News Corp. print holdings would have lost $2 billion as stand-alone
Rupert Murdoch’s publishing empire, which includes the Wall Street Journal, would have recorded a $2.08-billion loss during its recent fiscal year if it had been a stand-alone company.
The loss was due to write-downs, declines in newspaper advertising sales and legal expenses stemming from government investigations into the phone hacking scandal at News Corp.'s British newspapers.
News Corp. made the disclosure in regulatory filings Friday as the company prepares to cleave itself into two separate, publicly traded companies: the new News Corp., which will include newspapers and HarperCollins book publishing; and the Fox Group, which will boast the lucrative television network and movie studio properties.
The break-up of News Corp., announced in June, is being designed to unshackle the more profitable side of the company from the declines in publishing.
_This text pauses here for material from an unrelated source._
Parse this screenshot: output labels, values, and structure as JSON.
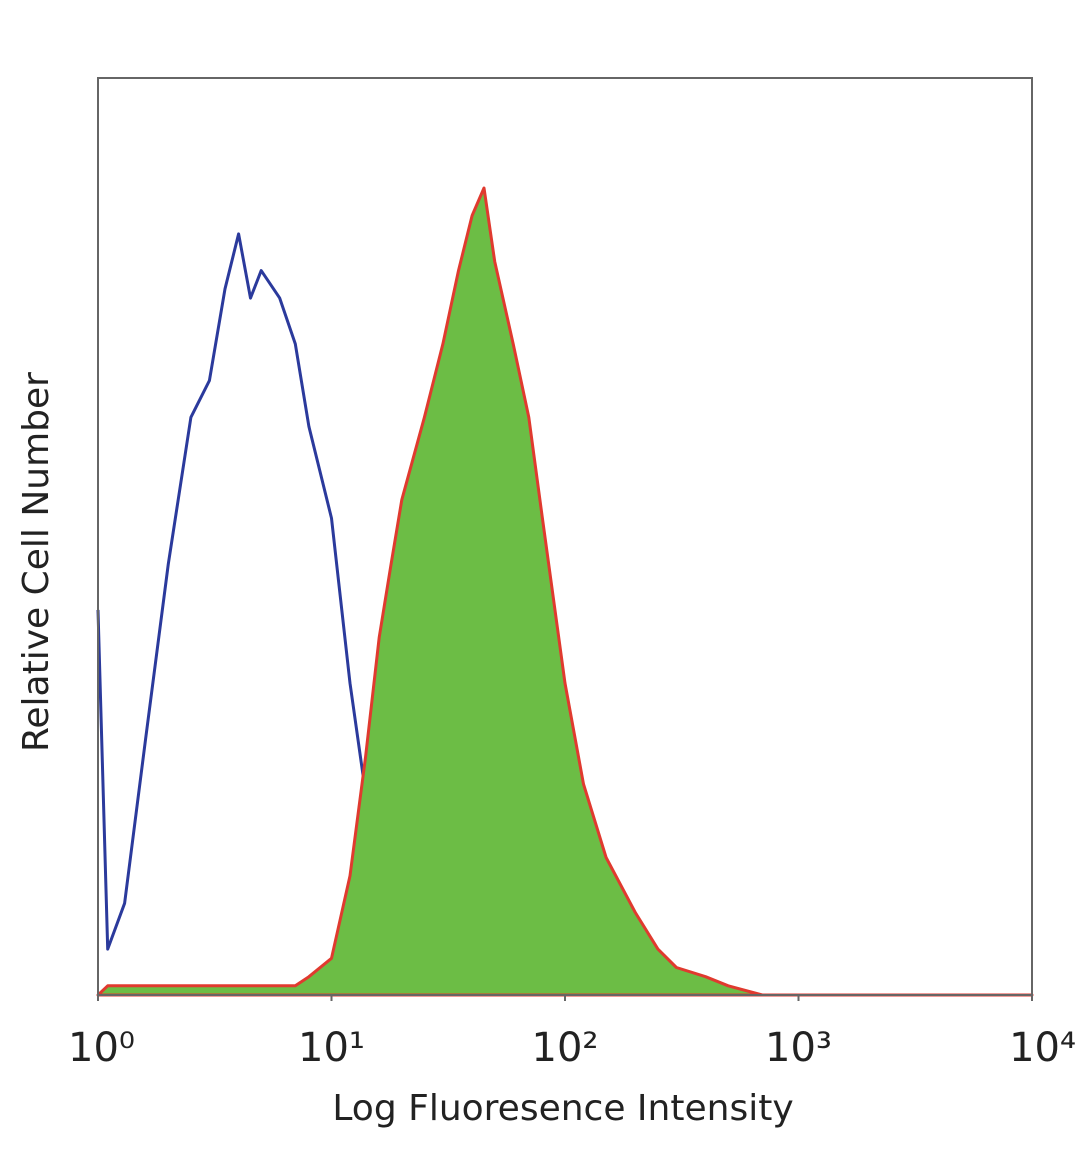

The split is expected to be completed next summer and current investors will get shares in both companies.
The filing provided investors with an outline of the financial health of News Corp.'s publishing business. If it had been a stand-alone company, the publishing unit would have generated $8.65 billion in revenue for fiscal 2012, down from $9.09 billion in fiscal 2011.
News Corp. had previously disclosed the impairment charges without shedding much light on which newspaper titles were particularly hard hit. The company said it recorded non-cash impairment charges of $2.6 billion during its fiscal fourth quarter, which ended June 30.
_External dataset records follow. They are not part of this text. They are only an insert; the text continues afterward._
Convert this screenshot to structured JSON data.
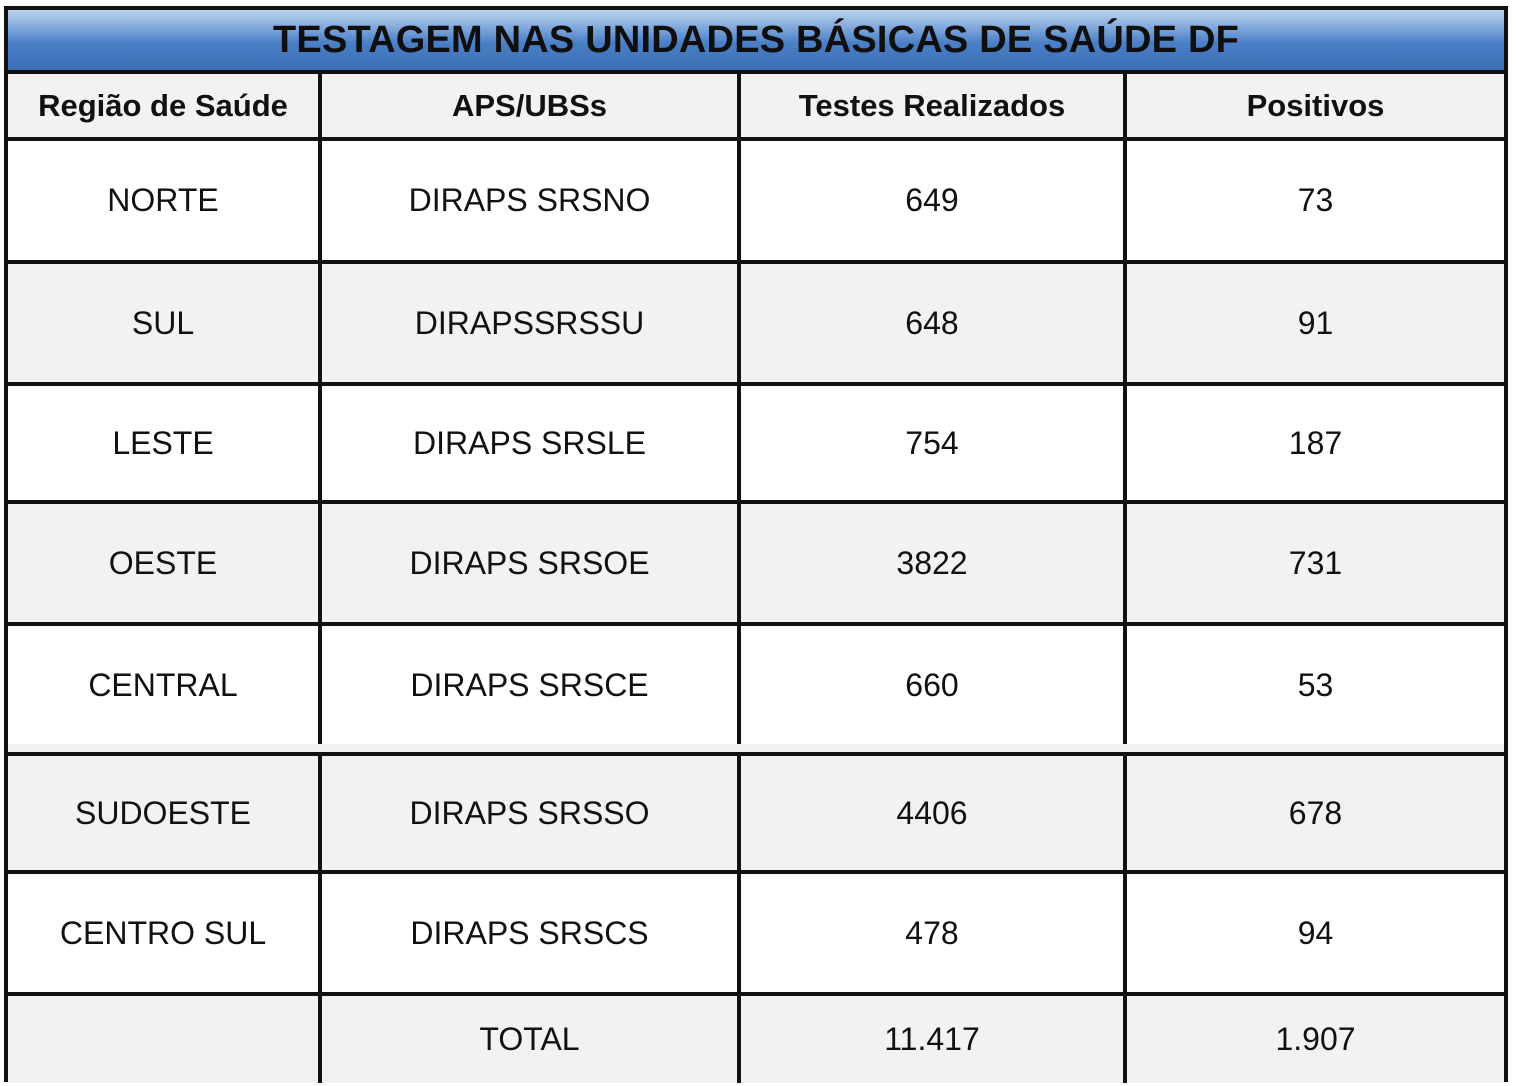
{
  "title": "TESTAGEM NAS UNIDADES BÁSICAS DE SAÚDE DF",
  "columns": [
    "Região de Saúde",
    "APS/UBSs",
    "Testes Realizados",
    "Positivos"
  ],
  "rows": [
    {
      "regiao": "NORTE",
      "aps": "DIRAPS SRSNO",
      "testes": "649",
      "positivos": "73"
    },
    {
      "regiao": "SUL",
      "aps": "DIRAPSSRSSU",
      "testes": "648",
      "positivos": "91"
    },
    {
      "regiao": "LESTE",
      "aps": "DIRAPS SRSLE",
      "testes": "754",
      "positivos": "187"
    },
    {
      "regiao": "OESTE",
      "aps": "DIRAPS SRSOE",
      "testes": "3822",
      "positivos": "731"
    },
    {
      "regiao": "CENTRAL",
      "aps": "DIRAPS SRSCE",
      "testes": "660",
      "positivos": "53"
    },
    {
      "regiao": "SUDOESTE",
      "aps": "DIRAPS SRSSO",
      "testes": "4406",
      "positivos": "678"
    },
    {
      "regiao": "CENTRO SUL",
      "aps": "DIRAPS SRSCS",
      "testes": "478",
      "positivos": "94"
    }
  ],
  "total": {
    "regiao": "",
    "label": "TOTAL",
    "testes": "11.417",
    "positivos": "1.907"
  },
  "colors": {
    "title_bar": "#4a7fc6",
    "alt_row": "#f2f2f2",
    "border": "#111111"
  }
}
“These impairment charges were primarily the result of adverse trends affecting several businesses in New News Corp.'s News and Information Services segment, including secular declines in the economic environment in Australia,” Friday’s filing said.
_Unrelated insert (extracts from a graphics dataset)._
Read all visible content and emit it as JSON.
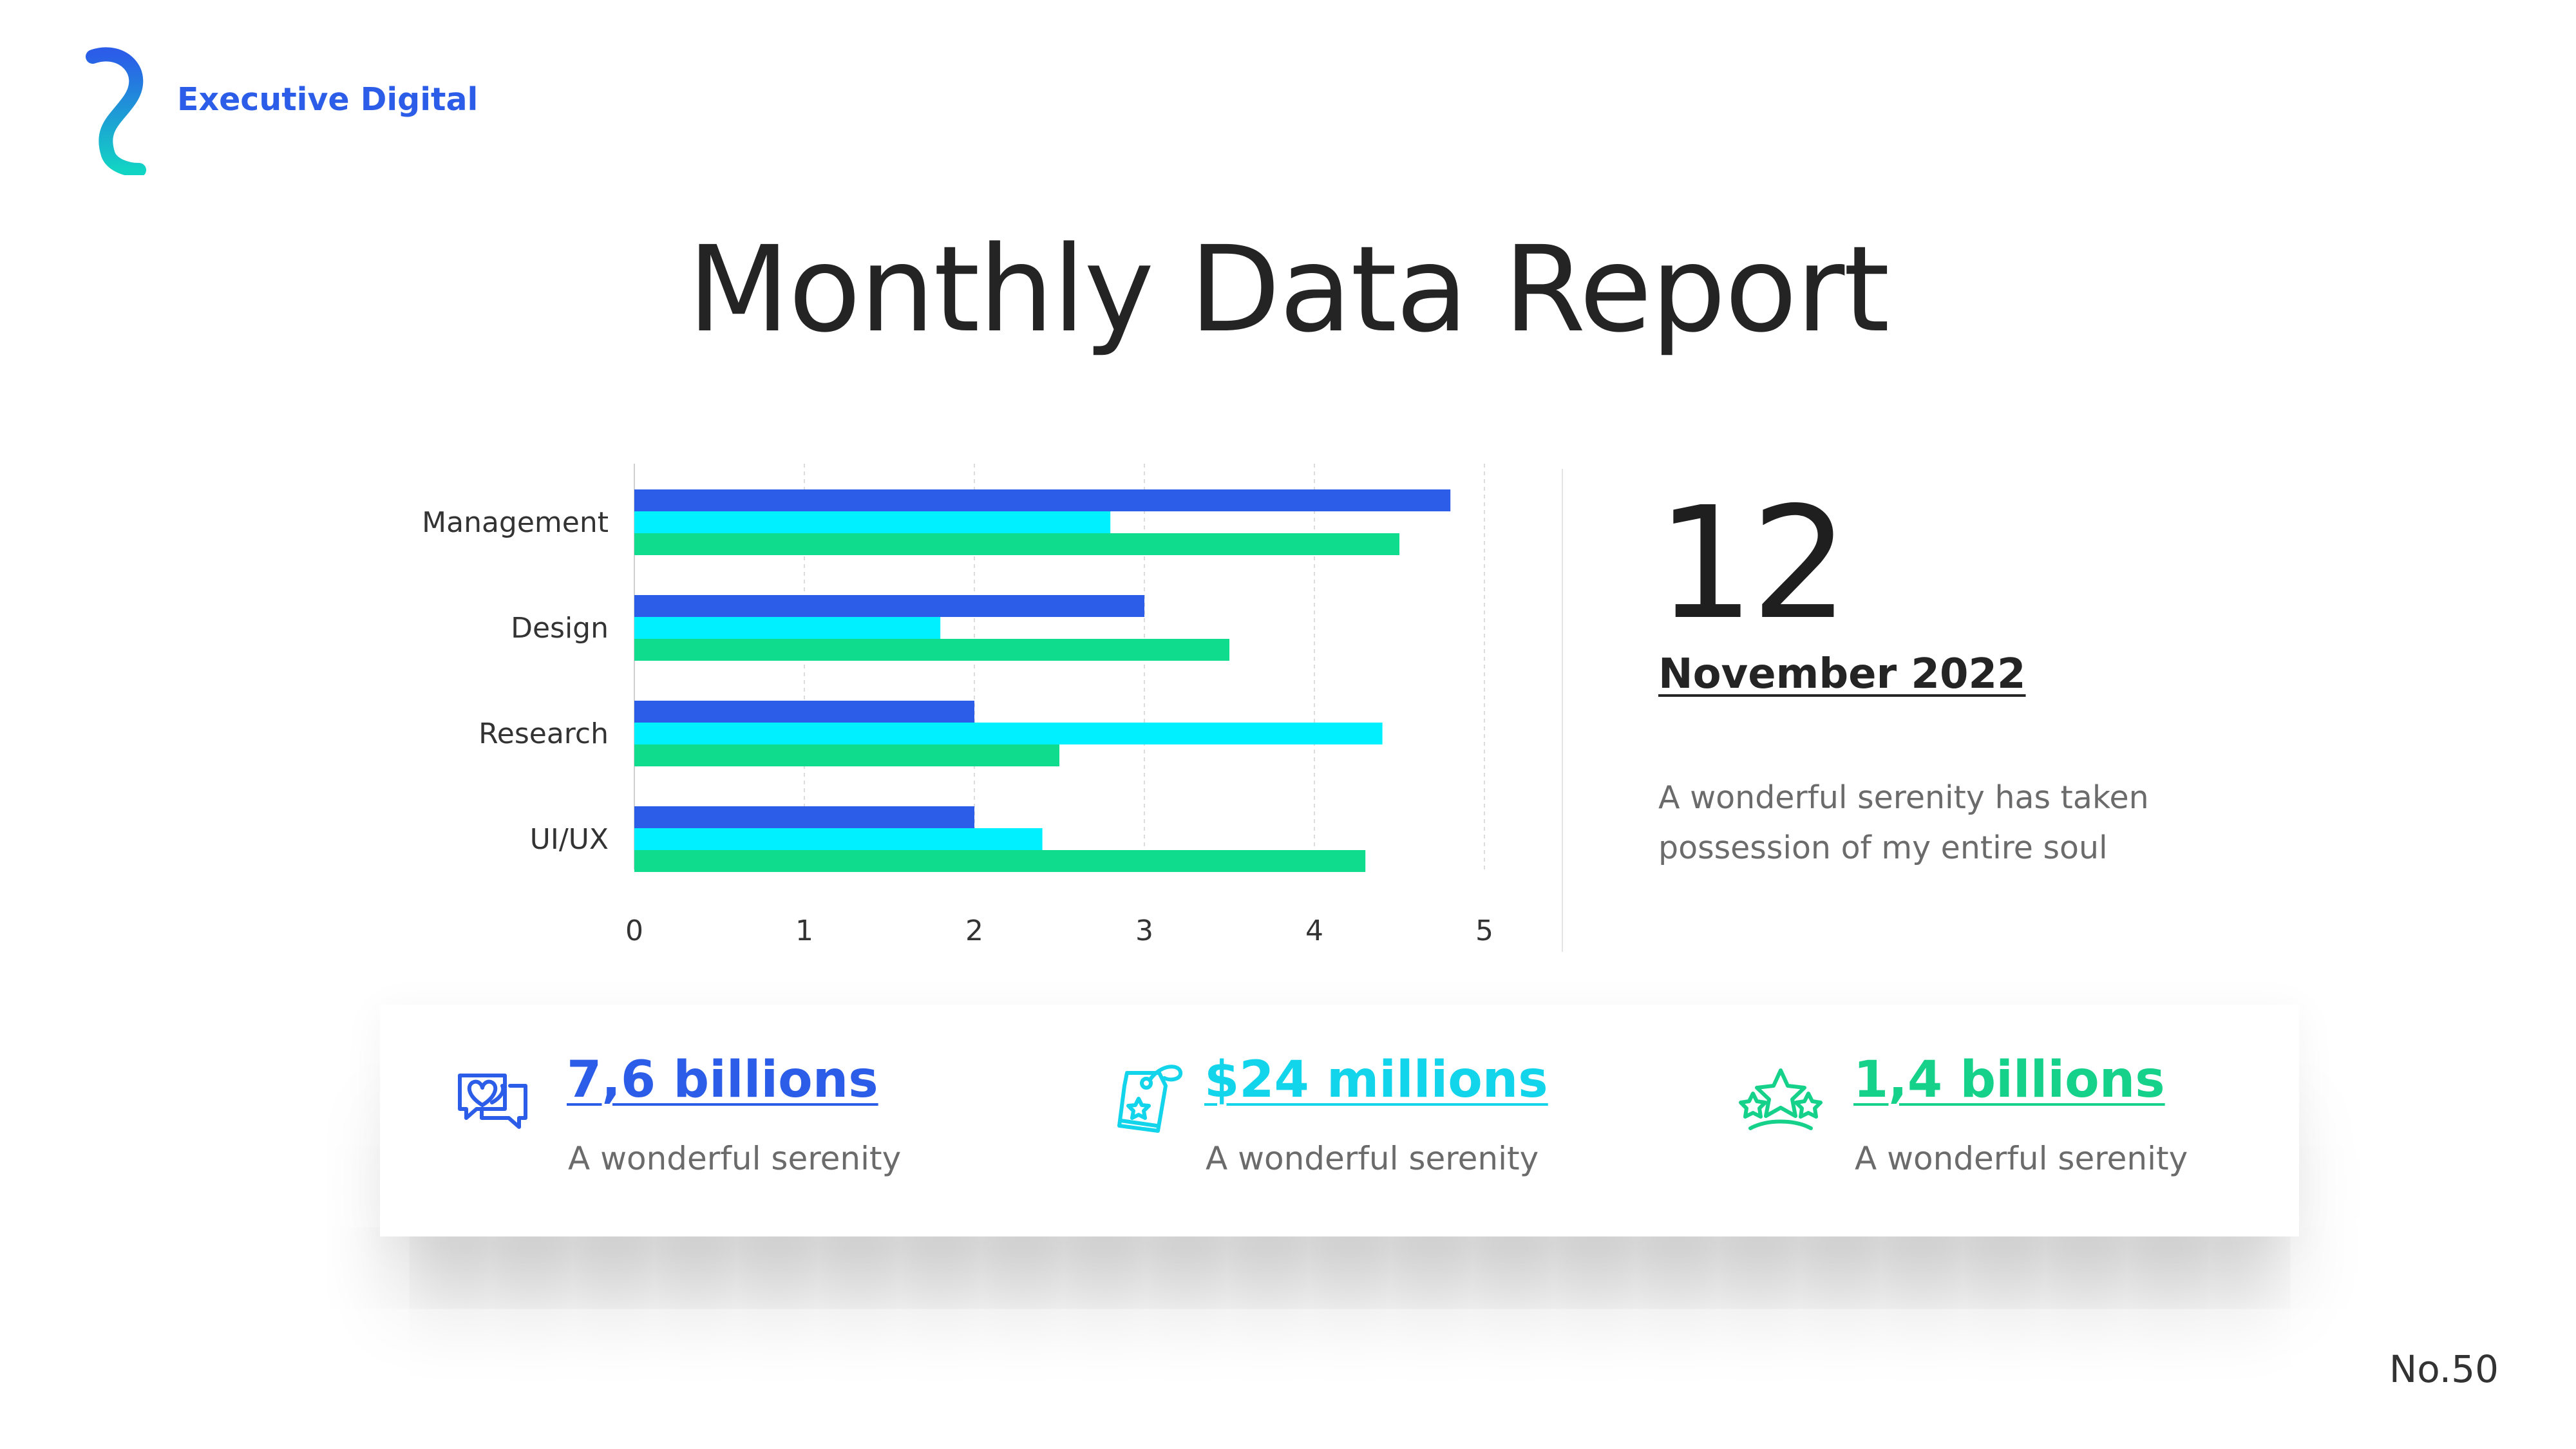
{
  "brand": {
    "name": "Executive Digital",
    "logo_icon": "wave-logo-icon"
  },
  "title": "Monthly Data Report",
  "date": {
    "day": "12",
    "month_year": "November 2022"
  },
  "blurb": "A wonderful serenity has taken possession of my entire soul",
  "stats": [
    {
      "value": "7,6 billions",
      "caption": "A wonderful serenity",
      "icon": "hearts-chat-icon",
      "color": "#2b5de8"
    },
    {
      "value": "$24 millions",
      "caption": "A wonderful serenity",
      "icon": "price-tag-icon",
      "color": "#12d4ea"
    },
    {
      "value": "1,4 billions",
      "caption": "A wonderful serenity",
      "icon": "stars-icon",
      "color": "#16d18a"
    }
  ],
  "page_number": "No.50",
  "colors": {
    "blue": "#2b5de8",
    "cyan": "#00f0ff",
    "green": "#0fdc8c",
    "text": "#242424",
    "muted": "#6b6b6b"
  },
  "chart_data": {
    "type": "bar",
    "orientation": "horizontal",
    "categories": [
      "Management",
      "Design",
      "Research",
      "UI/UX"
    ],
    "series": [
      {
        "values": [
          4.8,
          3.0,
          2.0,
          2.0
        ],
        "color": "#2b5de8"
      },
      {
        "values": [
          2.8,
          1.8,
          4.4,
          2.4
        ],
        "color": "#00f0ff"
      },
      {
        "values": [
          4.5,
          3.5,
          2.5,
          4.3
        ],
        "color": "#0fdc8c"
      }
    ],
    "xlim": [
      0,
      5
    ],
    "ticks": [
      "0",
      "1",
      "2",
      "3",
      "4",
      "5"
    ],
    "grid": "vertical-dashed",
    "legend": "none"
  }
}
News Corp. owns national, regional and dozens of community newspapers in Murdoch’s native Australia. “Australia in particular has experienced weakness in newspaper advertising reflecting a combination of a softening economy and declines in paid circulation.”
The filing also said that Robert Thomson, 51, who just stepped down as editor in chief of the Wall Street Journal, would make a base salary of $2 million in his new position as chief executive of the new publishing company. The Australian native also will be entitled to an annual bonus, with the target amount of $2 million.
Murdoch, 81, will serve as executive chairman of the new company, and will also be entitled to a salary. That compensation hasn’t been decided, according to the report. Murdoch will also serve as chairman and chief executive of Fox Group.
“We expect that his overall compensation for both roles will increase modestly compared to his current total compensation,” the filing said.
Murdoch collected $30 million during Fox’s past fiscal year, a 10% cut from the previous year. His compensation was clipped because of the phone hacking scandal in Britain.